Like its predecessor, the broadly sketched “Girls State” is sustained by the suspense generated around the race for governor (the programs’ highest office), but where “Boys State” devoted a good chunk of its B plot to the debate over gun control, this sequel’s defining side-story unavoidably coalesces around abortion; specifically, whether or not the Supreme Court believes that forcing pregnant women to speak to and share their personal information with a counselor prior to receiving an abortion is an unconstitutional breach of privacy. There’s a heartbreaking — and hard-to-stomach — dramatic irony to scenes where these girls debate the finer points of their reproductive freedoms: just a few days later the real Supreme Court will deprive them of those freedoms altogether.
That case — and the dark shadow that hangs above it — informs the second half of this documentary as the conversations on campus begin to focus on female-driven issues and “Girls State” gradually moves away from the reality show-like competition baked into its premise in favor of something more interesting and less resolvable. Where the talking points in “Boys State” were focused on macro debates, the dialogue here starts to center on more personal and immediate topics. Topics like “why do we have to adhere to a strict buddy system while the boys are allowed to move around on their own?” and “why does the boy who wins the governor’s race get sworn in by the actual governor of Missouri, not that anyone really wants to meet that asshole?”
Those questions soon beget others, as the girls grapple with the notion that female empowerment initiatives can inadvertently reinforce the structures that deprive them of their power in the first place (those questions might also have been more dramatically framed in a film that intercut between Boys and Girls States, but maybe this is a trilogy in the making).

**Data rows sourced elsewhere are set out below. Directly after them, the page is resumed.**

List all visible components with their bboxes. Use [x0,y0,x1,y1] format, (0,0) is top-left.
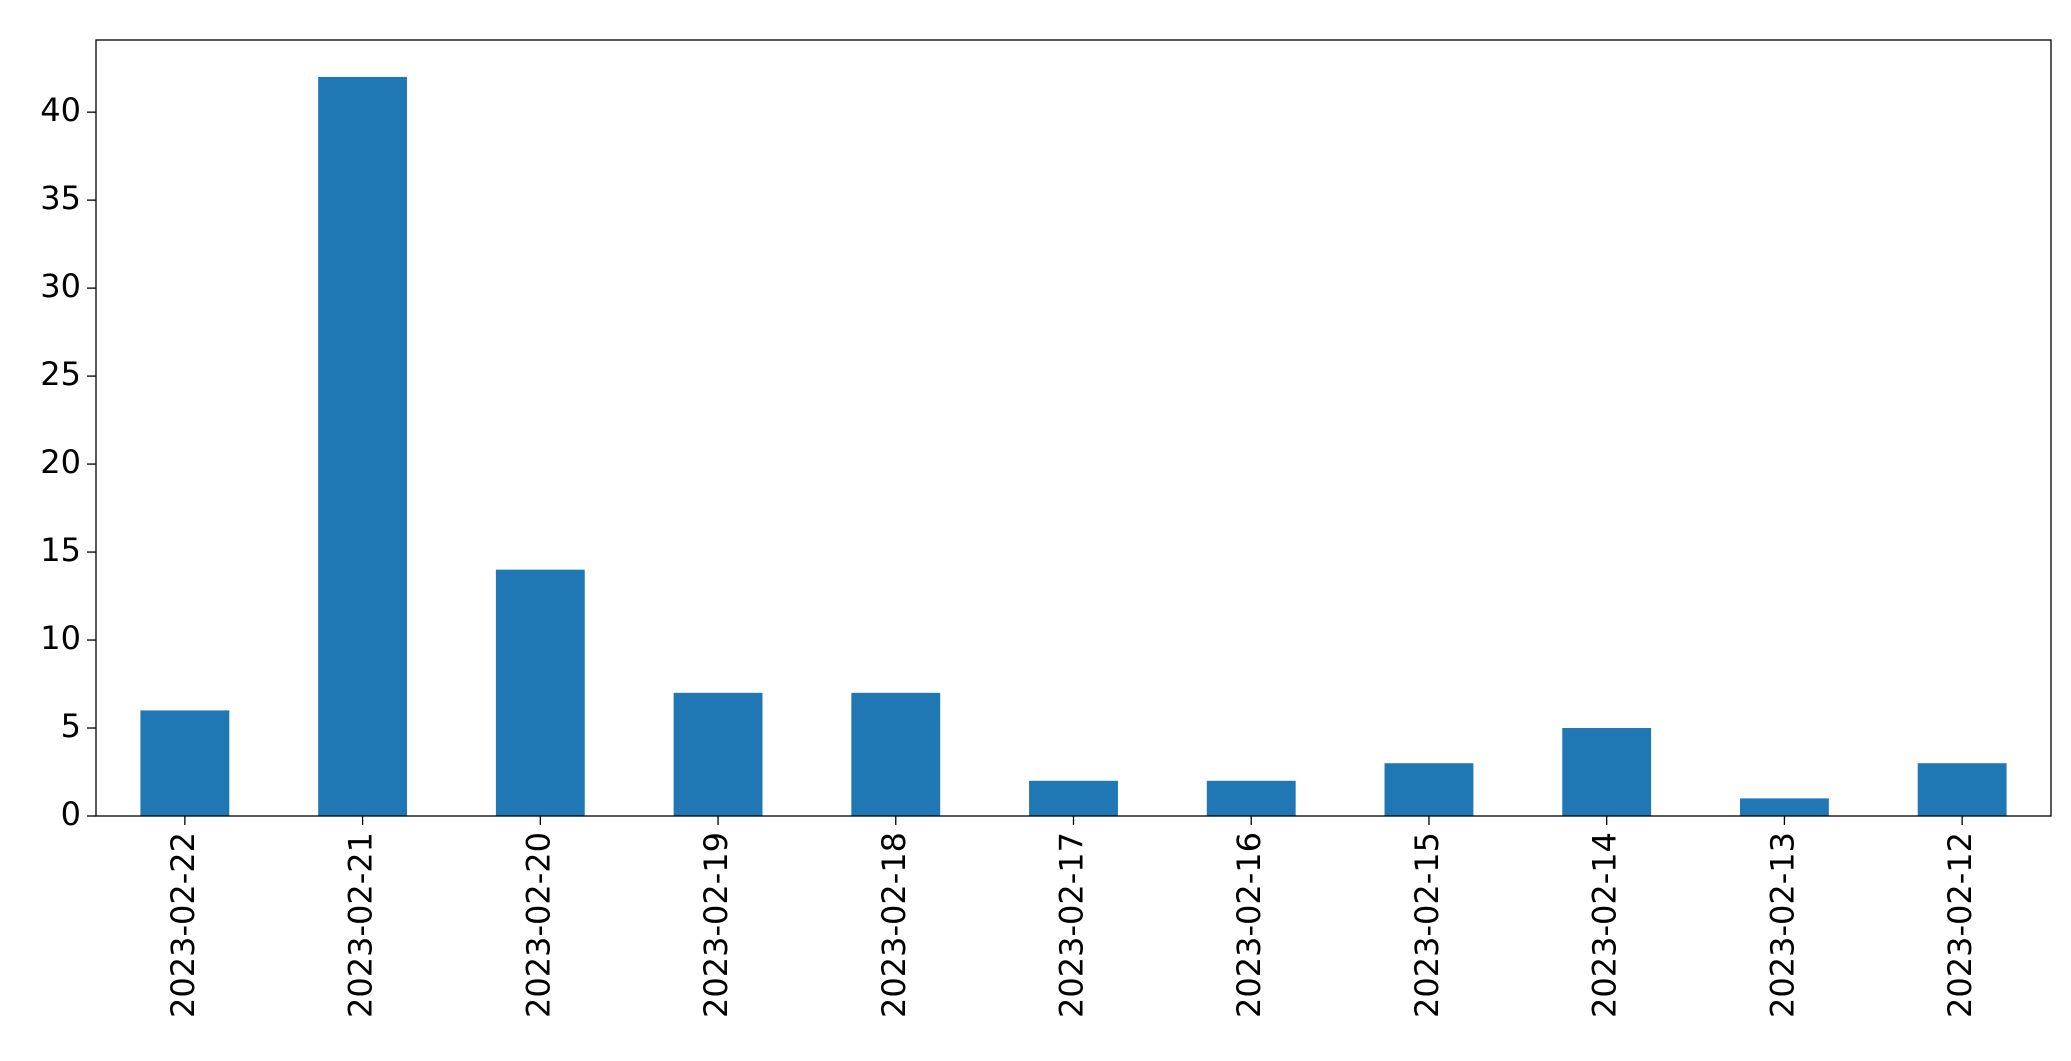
bar [318,76,408,816]
bar [1206,780,1296,816]
bar [1739,798,1829,816]
bar [673,692,763,816]
x-tick-label: 2023-02-18 [875,832,913,1018]
x-tick-label: 2023-02-21 [342,832,380,1018]
bar [1029,780,1118,816]
x-tick-label: 2023-02-19 [697,832,735,1018]
y-tick-label: 5 [61,707,81,745]
y-tick-label: 30 [40,267,81,305]
bar [1384,763,1474,816]
y-tick-label: 20 [40,443,81,481]
x-tick-label: 2023-02-20 [519,832,557,1018]
x-tick-label: 2023-02-14 [1586,832,1624,1018]
bar [1562,728,1652,816]
y-tick-label: 0 [61,795,81,833]
x-tick-label: 2023-02-15 [1408,832,1446,1018]
x-tick-label: 2023-02-12 [1941,832,1979,1018]
bar [495,569,585,816]
y-tick-label: 15 [40,531,81,569]
bar [140,710,230,816]
bar [851,692,941,816]
y-tick-label: 25 [40,355,81,393]
x-tick-label: 2023-02-22 [164,832,202,1018]
x-tick-label: 2023-02-16 [1230,832,1268,1018]
y-tick-label: 35 [40,179,81,217]
plot-frame [95,39,2052,817]
y-tick-label: 40 [40,91,81,129]
bar [1917,763,2007,816]
x-tick-label: 2023-02-17 [1053,832,1091,1018]
y-tick-label: 10 [40,619,81,657]
x-tick-label: 2023-02-13 [1763,832,1801,1018]
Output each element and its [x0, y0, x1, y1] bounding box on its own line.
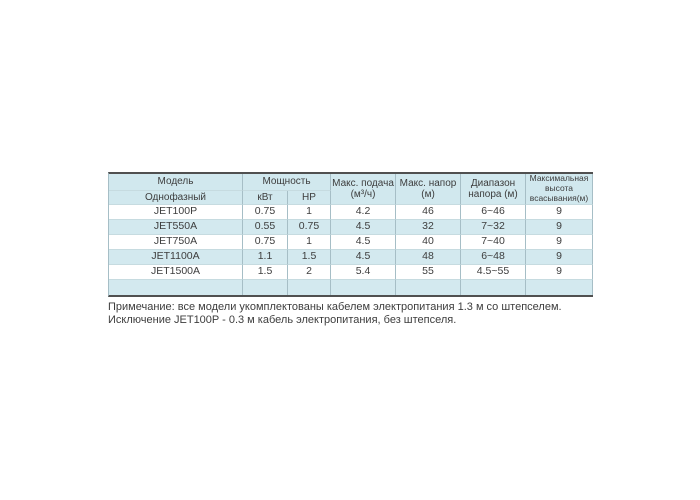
header-hp: HP: [288, 191, 332, 205]
cell-kw: 1.1: [243, 250, 288, 265]
header-row-1: Модель Мощность Макс. подача (м³/ч) Макс…: [109, 174, 594, 205]
cell-head: 32: [396, 220, 462, 235]
cell-suction: 9: [526, 250, 594, 265]
cell-head: 48: [396, 250, 462, 265]
spec-table-body: JET100P 0.75 1 4.2 46 6~46 9 JET550A 0.55 0.75 4.5…: [109, 205, 594, 295]
cell-head: 46: [396, 205, 462, 220]
cell-flow: 4.5: [331, 235, 397, 250]
header-max-suction: Максимальная высота всасывания(м): [526, 174, 594, 205]
cell-kw: 0.55: [243, 220, 288, 235]
cell-flow: 4.5: [331, 250, 397, 265]
cell-model: JET550A: [109, 220, 243, 235]
table-row: JET750A 0.75 1 4.5 40 7~40 9: [109, 235, 594, 250]
pump-spec-table: Модель Мощность Макс. подача (м³/ч) Макс…: [108, 172, 594, 297]
header-model: Модель: [109, 174, 243, 191]
header-power: Мощность: [243, 174, 332, 191]
cell-hp: 2: [288, 265, 332, 280]
spec-table-header: Модель Мощность Макс. подача (м³/ч) Макс…: [109, 174, 594, 205]
empty-cell: [109, 280, 243, 295]
empty-cell: [461, 280, 527, 295]
cell-range: 7~40: [461, 235, 527, 250]
footnote-line-1: Примечание: все модели укомплектованы ка…: [108, 301, 562, 313]
footnote-line-2: Исключение JET100P - 0.3 м кабель электр…: [108, 314, 457, 326]
cell-range: 7~32: [461, 220, 527, 235]
cell-flow: 5.4: [331, 265, 397, 280]
header-phase: Однофазный: [109, 191, 243, 205]
cell-range: 6~48: [461, 250, 527, 265]
cell-suction: 9: [526, 220, 594, 235]
cell-flow: 4.2: [331, 205, 397, 220]
cell-model: JET1500A: [109, 265, 243, 280]
empty-spacer-row: [109, 280, 594, 295]
cell-model: JET1100A: [109, 250, 243, 265]
cell-hp: 0.75: [288, 220, 332, 235]
cell-head: 40: [396, 235, 462, 250]
cell-hp: 1: [288, 205, 332, 220]
cell-hp: 1.5: [288, 250, 332, 265]
header-max-head: Макс. напор (м): [396, 174, 462, 205]
cell-kw: 0.75: [243, 235, 288, 250]
cell-model: JET750A: [109, 235, 243, 250]
cell-kw: 0.75: [243, 205, 288, 220]
cell-head: 55: [396, 265, 462, 280]
header-max-flow: Макс. подача (м³/ч): [331, 174, 397, 205]
cell-suction: 9: [526, 265, 594, 280]
table-row: JET550A 0.55 0.75 4.5 32 7~32 9: [109, 220, 594, 235]
cell-hp: 1: [288, 235, 332, 250]
cell-range: 6~46: [461, 205, 527, 220]
header-row-2: Однофазный кВт HP: [109, 191, 593, 205]
cell-suction: 9: [526, 205, 594, 220]
footnotes: Примечание: все модели укомплектованы ка…: [108, 301, 562, 327]
header-kw: кВт: [243, 191, 288, 205]
header-head-range: Диапазон напора (м): [461, 174, 527, 205]
empty-cell: [288, 280, 332, 295]
empty-cell: [396, 280, 462, 295]
cell-model: JET100P: [109, 205, 243, 220]
empty-cell: [526, 280, 594, 295]
empty-cell: [331, 280, 397, 295]
empty-cell: [243, 280, 288, 295]
table-row: JET1500A 1.5 2 5.4 55 4.5~55 9: [109, 265, 594, 280]
cell-range: 4.5~55: [461, 265, 527, 280]
cell-flow: 4.5: [331, 220, 397, 235]
cell-kw: 1.5: [243, 265, 288, 280]
cell-suction: 9: [526, 235, 594, 250]
table-row: JET100P 0.75 1 4.2 46 6~46 9: [109, 205, 594, 220]
table-row: JET1100A 1.1 1.5 4.5 48 6~48 9: [109, 250, 594, 265]
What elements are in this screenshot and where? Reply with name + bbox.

It’s fascinating to see these young women contend with that dilemma, even and especially as they vie for a scholarship that promises to propel their political ambitions forward.
Yes, their experience at Girls State reinforces the spirit behind the “you go, girl!” sentiments that are shoved in their faces all week long; femininity is powerful, and all the more so when women “straighten each other’s crowns instead of pointing out that they’re crooked.” To that end, it’s probably not unrelated that “Girls State” is convincing where “Boys State” sometimes fell a bit short, as Emily — who might just become your favorite character by the end — almost single-handedly makes good on the eye-rolling idea that we might benefit from being exposed to people on the other side of the aisle. It’s a fitting takeaway from a film about a group of young women who discover the power of listening to their own voices by sharing in the same primal scream.
Grade: B
“Girls State” premiered at the 2024 Sundance Film Festival. Apple will release it later this year.